From: Alexandre Duret-Lutz
Subject: Re: specifying multiple with arguments
Date: Wed, 16 Mar 2005 11:43:25 +0100

On Tue, Mar 15, 2005 at 08:05:07PM -0500, Braden McDaniel wrote:
>
> To "specify more precisely which other package" is not the same as
> specifying "the external package's location". The latter, which you
> mentioned, is what I was suggesting the user variables CPPFLAGS and
> LDFLAGS are better for.

I find the GNU Coding Standards very clear on this point:


`--enable-FEATURE[=PARAMETER]'
     Configure the package to build and install an optional user-level
     facility called FEATURE.  This allows users to choose which
     optional features to include.  Giving an optional PARAMETER of
     `no' should omit FEATURE, if it is built by default.

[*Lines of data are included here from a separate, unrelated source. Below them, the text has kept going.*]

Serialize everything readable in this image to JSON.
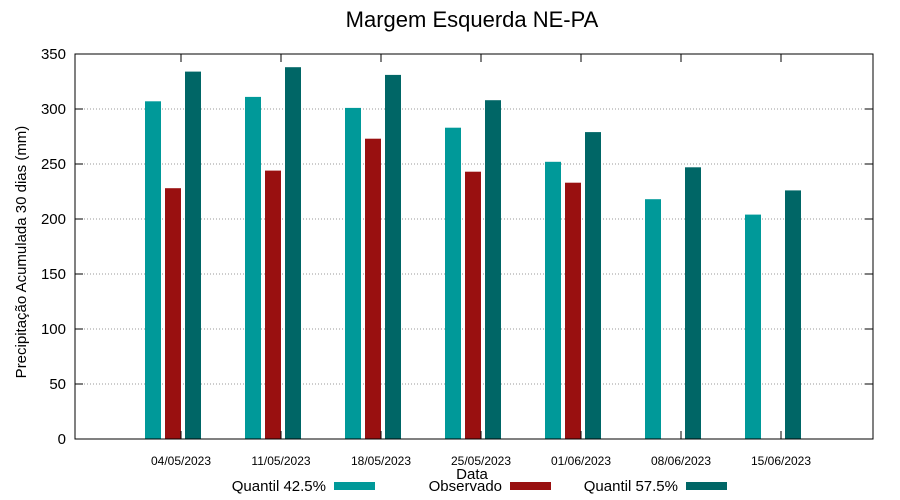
{
  "chart_data": {
    "type": "bar",
    "title": "Margem Esquerda NE-PA",
    "xlabel": "Data",
    "ylabel": "Precipitação Acumulada 30 dias (mm)",
    "ylim": [
      0,
      350
    ],
    "yticks": [
      0,
      50,
      100,
      150,
      200,
      250,
      300,
      350
    ],
    "grid": true,
    "legend_position": "bottom",
    "categories": [
      "04/05/2023",
      "11/05/2023",
      "18/05/2023",
      "25/05/2023",
      "01/06/2023",
      "08/06/2023",
      "15/06/2023"
    ],
    "series": [
      {
        "name": "Quantil 42.5%",
        "color": "#009999",
        "values": [
          307,
          311,
          301,
          283,
          252,
          218,
          204
        ]
      },
      {
        "name": "Observado",
        "color": "#991010",
        "values": [
          228,
          244,
          273,
          243,
          233,
          null,
          null
        ]
      },
      {
        "name": "Quantil 57.5%",
        "color": "#006666",
        "values": [
          334,
          338,
          331,
          308,
          279,
          247,
          226
        ]
      }
    ]
  }
}
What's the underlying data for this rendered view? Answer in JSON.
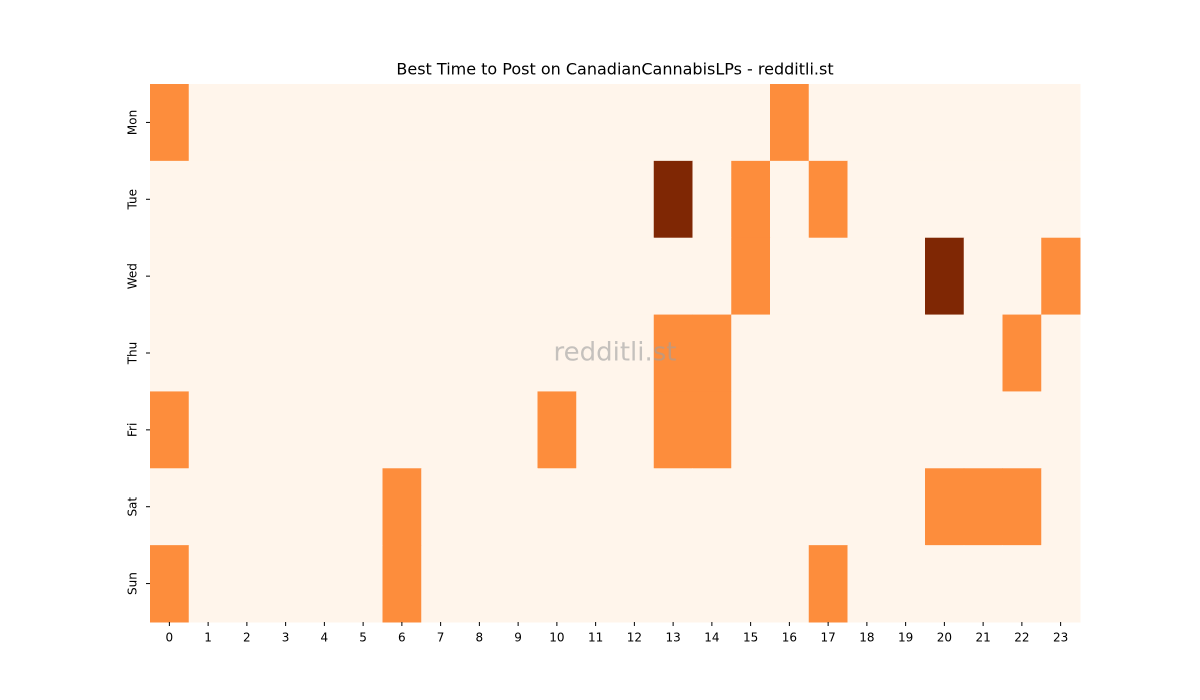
{
  "chart_data": {
    "type": "heatmap",
    "title": "Best Time to Post on CanadianCannabisLPs - redditli.st",
    "watermark": "redditli.st",
    "x": [
      0,
      1,
      2,
      3,
      4,
      5,
      6,
      7,
      8,
      9,
      10,
      11,
      12,
      13,
      14,
      15,
      16,
      17,
      18,
      19,
      20,
      21,
      22,
      23
    ],
    "y": [
      "Mon",
      "Tue",
      "Wed",
      "Thu",
      "Fri",
      "Sat",
      "Sun"
    ],
    "values": [
      [
        1,
        0,
        0,
        0,
        0,
        0,
        0,
        0,
        0,
        0,
        0,
        0,
        0,
        0,
        0,
        0,
        1,
        0,
        0,
        0,
        0,
        0,
        0,
        0
      ],
      [
        0,
        0,
        0,
        0,
        0,
        0,
        0,
        0,
        0,
        0,
        0,
        0,
        0,
        2,
        0,
        1,
        0,
        1,
        0,
        0,
        0,
        0,
        0,
        0
      ],
      [
        0,
        0,
        0,
        0,
        0,
        0,
        0,
        0,
        0,
        0,
        0,
        0,
        0,
        0,
        0,
        1,
        0,
        0,
        0,
        0,
        2,
        0,
        0,
        1
      ],
      [
        0,
        0,
        0,
        0,
        0,
        0,
        0,
        0,
        0,
        0,
        0,
        0,
        0,
        1,
        1,
        0,
        0,
        0,
        0,
        0,
        0,
        0,
        1,
        0
      ],
      [
        1,
        0,
        0,
        0,
        0,
        0,
        0,
        0,
        0,
        0,
        1,
        0,
        0,
        1,
        1,
        0,
        0,
        0,
        0,
        0,
        0,
        0,
        0,
        0
      ],
      [
        0,
        0,
        0,
        0,
        0,
        0,
        1,
        0,
        0,
        0,
        0,
        0,
        0,
        0,
        0,
        0,
        0,
        0,
        0,
        0,
        1,
        1,
        1,
        0
      ],
      [
        1,
        0,
        0,
        0,
        0,
        0,
        1,
        0,
        0,
        0,
        0,
        0,
        0,
        0,
        0,
        0,
        0,
        1,
        0,
        0,
        0,
        0,
        0,
        0
      ]
    ],
    "colorscale": [
      "#fff5eb",
      "#fd8d3c",
      "#7f2704"
    ],
    "zlim": [
      0,
      2
    ]
  }
}
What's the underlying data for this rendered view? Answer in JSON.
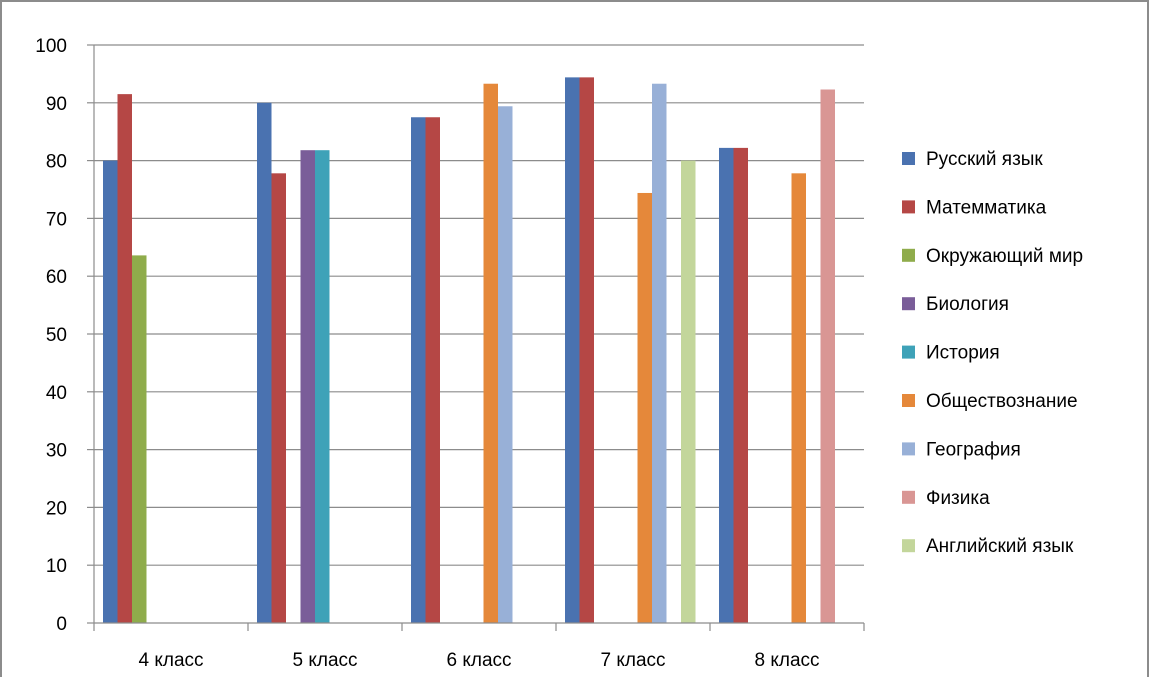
{
  "chart_data": {
    "type": "bar",
    "title": "",
    "xlabel": "",
    "ylabel": "",
    "categories": [
      "4 класс",
      "5 класс",
      "6 класс",
      "7 класс",
      "8 класс"
    ],
    "ylim": [
      0,
      100
    ],
    "yticks": [
      0,
      10,
      20,
      30,
      40,
      50,
      60,
      70,
      80,
      90,
      100
    ],
    "grid": true,
    "legend_position": "right",
    "series": [
      {
        "name": "Русский язык",
        "color": "#4a72b0",
        "values": [
          80,
          90,
          87.5,
          94.4,
          82.2
        ]
      },
      {
        "name": "Матемматика",
        "color": "#b54745",
        "values": [
          91.5,
          77.8,
          87.5,
          94.4,
          82.2
        ]
      },
      {
        "name": "Окружающий мир",
        "color": "#8fac4b",
        "values": [
          63.6,
          null,
          null,
          null,
          null
        ]
      },
      {
        "name": "Биология",
        "color": "#7a5d99",
        "values": [
          null,
          81.8,
          null,
          null,
          null
        ]
      },
      {
        "name": "История",
        "color": "#3ea2b8",
        "values": [
          null,
          81.8,
          null,
          null,
          null
        ]
      },
      {
        "name": "Обществознание",
        "color": "#e5883a",
        "values": [
          null,
          null,
          93.3,
          74.4,
          77.8
        ]
      },
      {
        "name": "География",
        "color": "#98b0d7",
        "values": [
          null,
          null,
          89.4,
          93.3,
          null
        ]
      },
      {
        "name": "Физика",
        "color": "#d99694",
        "values": [
          null,
          null,
          null,
          null,
          92.3
        ]
      },
      {
        "name": "Английский язык",
        "color": "#c3d69b",
        "values": [
          null,
          null,
          null,
          80,
          null
        ]
      }
    ]
  }
}
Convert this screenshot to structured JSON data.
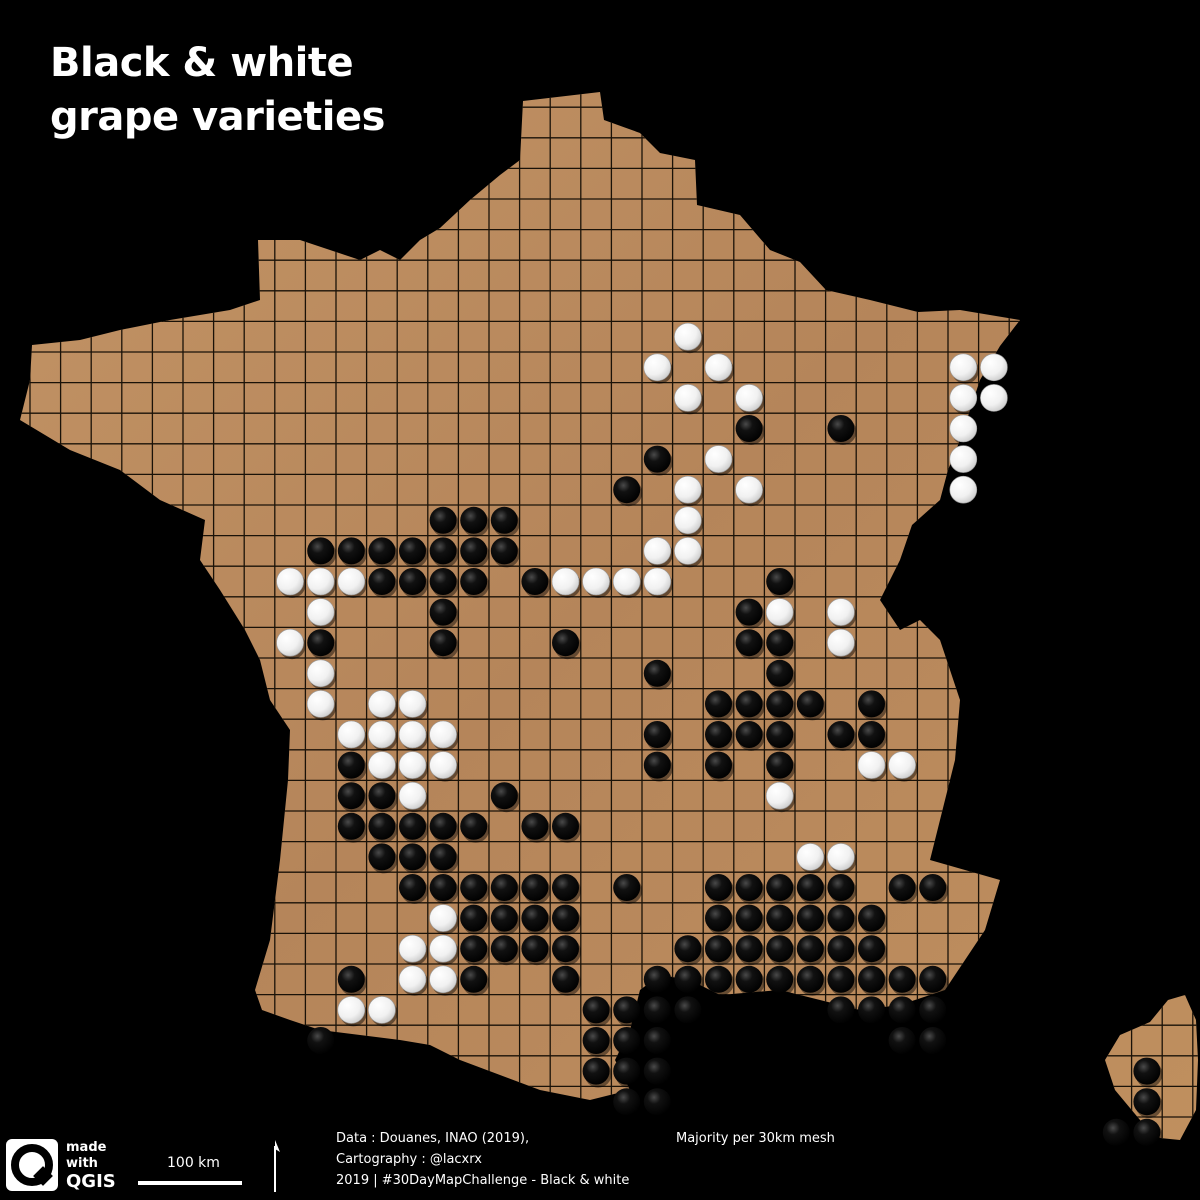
{
  "title": "Black & white grape varieties",
  "map": {
    "board_color": "#b88a5a",
    "grid_color": "#1a1208",
    "black_stone_color": "#000000",
    "white_stone_color": "#f4f4f4",
    "grid_step_km": 30,
    "stones": {
      "black": [
        [
          21,
          9
        ],
        [
          20,
          10
        ],
        [
          21,
          11
        ],
        [
          23,
          12
        ],
        [
          22,
          13
        ],
        [
          20,
          13
        ],
        [
          21,
          14
        ],
        [
          19,
          14
        ],
        [
          26,
          12
        ],
        [
          13,
          15
        ],
        [
          14,
          15
        ],
        [
          15,
          15
        ],
        [
          9,
          16
        ],
        [
          10,
          16
        ],
        [
          11,
          16
        ],
        [
          12,
          16
        ],
        [
          13,
          16
        ],
        [
          14,
          16
        ],
        [
          15,
          16
        ],
        [
          11,
          17
        ],
        [
          12,
          17
        ],
        [
          13,
          17
        ],
        [
          14,
          17
        ],
        [
          16,
          17
        ],
        [
          17,
          17
        ],
        [
          24,
          17
        ],
        [
          13,
          18
        ],
        [
          23,
          18
        ],
        [
          9,
          19
        ],
        [
          13,
          19
        ],
        [
          17,
          19
        ],
        [
          23,
          19
        ],
        [
          24,
          19
        ],
        [
          20,
          20
        ],
        [
          24,
          20
        ],
        [
          22,
          21
        ],
        [
          23,
          21
        ],
        [
          24,
          21
        ],
        [
          25,
          21
        ],
        [
          27,
          21
        ],
        [
          20,
          22
        ],
        [
          22,
          22
        ],
        [
          23,
          22
        ],
        [
          24,
          22
        ],
        [
          26,
          22
        ],
        [
          27,
          22
        ],
        [
          20,
          23
        ],
        [
          22,
          23
        ],
        [
          24,
          23
        ],
        [
          10,
          23
        ],
        [
          10,
          24
        ],
        [
          11,
          24
        ],
        [
          15,
          24
        ],
        [
          10,
          25
        ],
        [
          11,
          25
        ],
        [
          12,
          25
        ],
        [
          13,
          25
        ],
        [
          14,
          25
        ],
        [
          16,
          25
        ],
        [
          17,
          25
        ],
        [
          11,
          26
        ],
        [
          12,
          26
        ],
        [
          13,
          26
        ],
        [
          12,
          27
        ],
        [
          13,
          27
        ],
        [
          14,
          27
        ],
        [
          15,
          27
        ],
        [
          16,
          27
        ],
        [
          17,
          27
        ],
        [
          19,
          27
        ],
        [
          22,
          27
        ],
        [
          23,
          27
        ],
        [
          24,
          27
        ],
        [
          25,
          27
        ],
        [
          26,
          27
        ],
        [
          28,
          27
        ],
        [
          29,
          27
        ],
        [
          14,
          28
        ],
        [
          15,
          28
        ],
        [
          16,
          28
        ],
        [
          17,
          28
        ],
        [
          22,
          28
        ],
        [
          23,
          28
        ],
        [
          24,
          28
        ],
        [
          25,
          28
        ],
        [
          26,
          28
        ],
        [
          27,
          28
        ],
        [
          14,
          29
        ],
        [
          15,
          29
        ],
        [
          16,
          29
        ],
        [
          17,
          29
        ],
        [
          21,
          29
        ],
        [
          22,
          29
        ],
        [
          23,
          29
        ],
        [
          24,
          29
        ],
        [
          25,
          29
        ],
        [
          26,
          29
        ],
        [
          27,
          29
        ],
        [
          10,
          30
        ],
        [
          14,
          30
        ],
        [
          17,
          30
        ],
        [
          20,
          30
        ],
        [
          21,
          30
        ],
        [
          22,
          30
        ],
        [
          23,
          30
        ],
        [
          24,
          30
        ],
        [
          25,
          30
        ],
        [
          26,
          30
        ],
        [
          27,
          30
        ],
        [
          28,
          30
        ],
        [
          29,
          30
        ],
        [
          18,
          31
        ],
        [
          19,
          31
        ],
        [
          20,
          31
        ],
        [
          21,
          31
        ],
        [
          26,
          31
        ],
        [
          27,
          31
        ],
        [
          28,
          31
        ],
        [
          29,
          31
        ],
        [
          9,
          32
        ],
        [
          18,
          32
        ],
        [
          19,
          32
        ],
        [
          20,
          32
        ],
        [
          28,
          32
        ],
        [
          29,
          32
        ],
        [
          18,
          33
        ],
        [
          19,
          33
        ],
        [
          20,
          33
        ],
        [
          19,
          34
        ],
        [
          20,
          34
        ],
        [
          36,
          33
        ],
        [
          36,
          34
        ],
        [
          35,
          35
        ],
        [
          36,
          35
        ]
      ],
      "white": [
        [
          21,
          9
        ],
        [
          20,
          10
        ],
        [
          22,
          10
        ],
        [
          21,
          11
        ],
        [
          23,
          11
        ],
        [
          30,
          10
        ],
        [
          31,
          10
        ],
        [
          30,
          11
        ],
        [
          31,
          11
        ],
        [
          30,
          12
        ],
        [
          30,
          13
        ],
        [
          30,
          14
        ],
        [
          22,
          13
        ],
        [
          21,
          14
        ],
        [
          23,
          14
        ],
        [
          21,
          15
        ],
        [
          21,
          16
        ],
        [
          20,
          16
        ],
        [
          8,
          17
        ],
        [
          9,
          17
        ],
        [
          10,
          17
        ],
        [
          17,
          17
        ],
        [
          18,
          17
        ],
        [
          19,
          17
        ],
        [
          20,
          17
        ],
        [
          9,
          18
        ],
        [
          8,
          19
        ],
        [
          24,
          18
        ],
        [
          26,
          18
        ],
        [
          26,
          19
        ],
        [
          9,
          20
        ],
        [
          9,
          21
        ],
        [
          11,
          21
        ],
        [
          12,
          21
        ],
        [
          10,
          22
        ],
        [
          11,
          22
        ],
        [
          12,
          22
        ],
        [
          13,
          22
        ],
        [
          11,
          23
        ],
        [
          12,
          23
        ],
        [
          13,
          23
        ],
        [
          27,
          23
        ],
        [
          28,
          23
        ],
        [
          12,
          24
        ],
        [
          24,
          24
        ],
        [
          25,
          26
        ],
        [
          26,
          26
        ],
        [
          13,
          28
        ],
        [
          12,
          29
        ],
        [
          13,
          29
        ],
        [
          12,
          30
        ],
        [
          13,
          30
        ],
        [
          10,
          31
        ],
        [
          11,
          31
        ]
      ]
    }
  },
  "scale": {
    "label": "100 km"
  },
  "logo": {
    "line1": "made",
    "line2": "with",
    "line3": "QGIS"
  },
  "credits": {
    "data": "Data : Douanes, INAO (2019),",
    "cartography": "Cartography :  @lacxrx",
    "challenge": "2019 | #30DayMapChallenge -  Black & white",
    "method": "Majority per 30km mesh"
  }
}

     No `--enable' option should *ever* cause one feature to replace
     another.  No `--enable' option should ever substitute one useful
     behavior for another useful behavior.  The only proper use for
     `--enable' is for questions of whether to build part of the program
     or exclude it.

`--with-PACKAGE'
     The package PACKAGE will be installed, so configure this package
     to work with PACKAGE.

     Possible values of PACKAGE include `gnu-as' (or `gas'), `gnu-ld',
     `gnu-libc', `gdb', `x', and `x-toolkit'.

     Do not use a `--with' option to specify the file name to use to
     find certain files.  That is outside the scope of what `--with'
     options are for.

   All `configure' scripts should accept all of these "detail" options,
whether or not they make any difference to the particular package at
hand.  In particular, they should accept any option that starts with
`--with-' or `--enable-'.  This is so users will be able to configure
an entire GNU source tree at once with a single set of options.

   You will note that the categories `--with-' and `--enable-' are
narrow: they *do not* provide a place for any sort of option you might
think of.  That is deliberate.  We want to limit the possible
configuration options in GNU software.  We do not want GNU programs to
have idiosyncratic configuration options.